SULUHNTB.COM – Koalisi Masyarakat Sipil Sektor Keamanan (KMS) Nusa Tenggara Barat menegaskan agar agenda reformasi kepolisian yang sedang digulirkan pemerintahan Prabowo–Gibran tidak berhenti pada tataran simbol politik.
Mereka meminta proses perubahan di tubuh Polri benar-benar menyentuh akar persoalan dan menghasilkan langkah konkret yang berdampak pada pelayanan publik.
Koalisi ini terdiri dari sejumlah elemen mahasiswa dan organisasi kepemudaan, di antaranya Ketua GMKI Mataram Skalsy Bilardo, Ketua KMHDI Mataram I Putu Eka Widiantara, serta Satya Ubhaya Sakti dari lembaga advokasi.
Dalam pernyataannya, mereka menyoroti rencana pembentukan komisi atau tim khusus reformasi Polri yang dinilai masih abu-abu, tanpa dasar hukum dan kewenangan jelas. “Reformasi Polri bukan sekadar pilihan politik sesaat, melainkan mandat konstitusional yang harus dijalankan secara konsisten dan berkelanjutan,” tegas Skalsy Bilardo.
Menurut KMS NTB, perjalanan reformasi Polri sejak 1998 hingga kini belum sepenuhnya memenuhi amanat konstitusi. Pasal 30 UUD 1945 secara tegas menyebutkan bahwa Polri adalah institusi sipil yang tugas utamanya memberikan perlindungan, pelayanan, serta penegakan hukum.
Namun di lapangan, praktik penyalahgunaan wewenang, intervensi politik, dan lemahnya akuntabilitas masih sering ditemukan. Mereka khawatir, pembentukan komisi reformasi Polri tanpa kewenangan substantif hanya akan menjadi “hiasan politik” yang menghasilkan laporan tanpa implementasi.

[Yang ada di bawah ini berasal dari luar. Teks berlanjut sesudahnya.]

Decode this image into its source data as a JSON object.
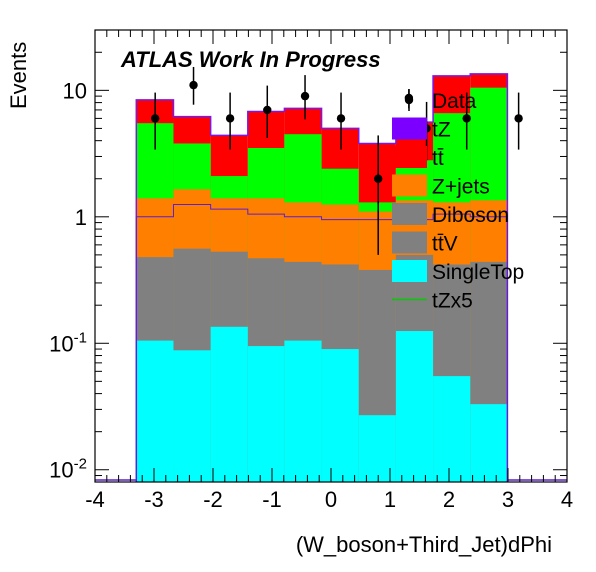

Hal itu, menurut KMS NTB, justru berpotensi menurunkan kepercayaan publik terhadap pemerintah maupun kepolisian.
Koalisi juga memetakan akar masalah di tubuh Polri ke dalam tiga dimensi utama.
Pertama, aspek struktural, di mana mekanisme rekrutmen dan promosi jabatan masih sarat patronase dan jauh dari prinsip meritokrasi.
Kedua, aspek regulatif, sebab Undang-Undang Kepolisian beserta aturan turunannya dianggap belum cukup menjamin independensi dan transparansi institusi.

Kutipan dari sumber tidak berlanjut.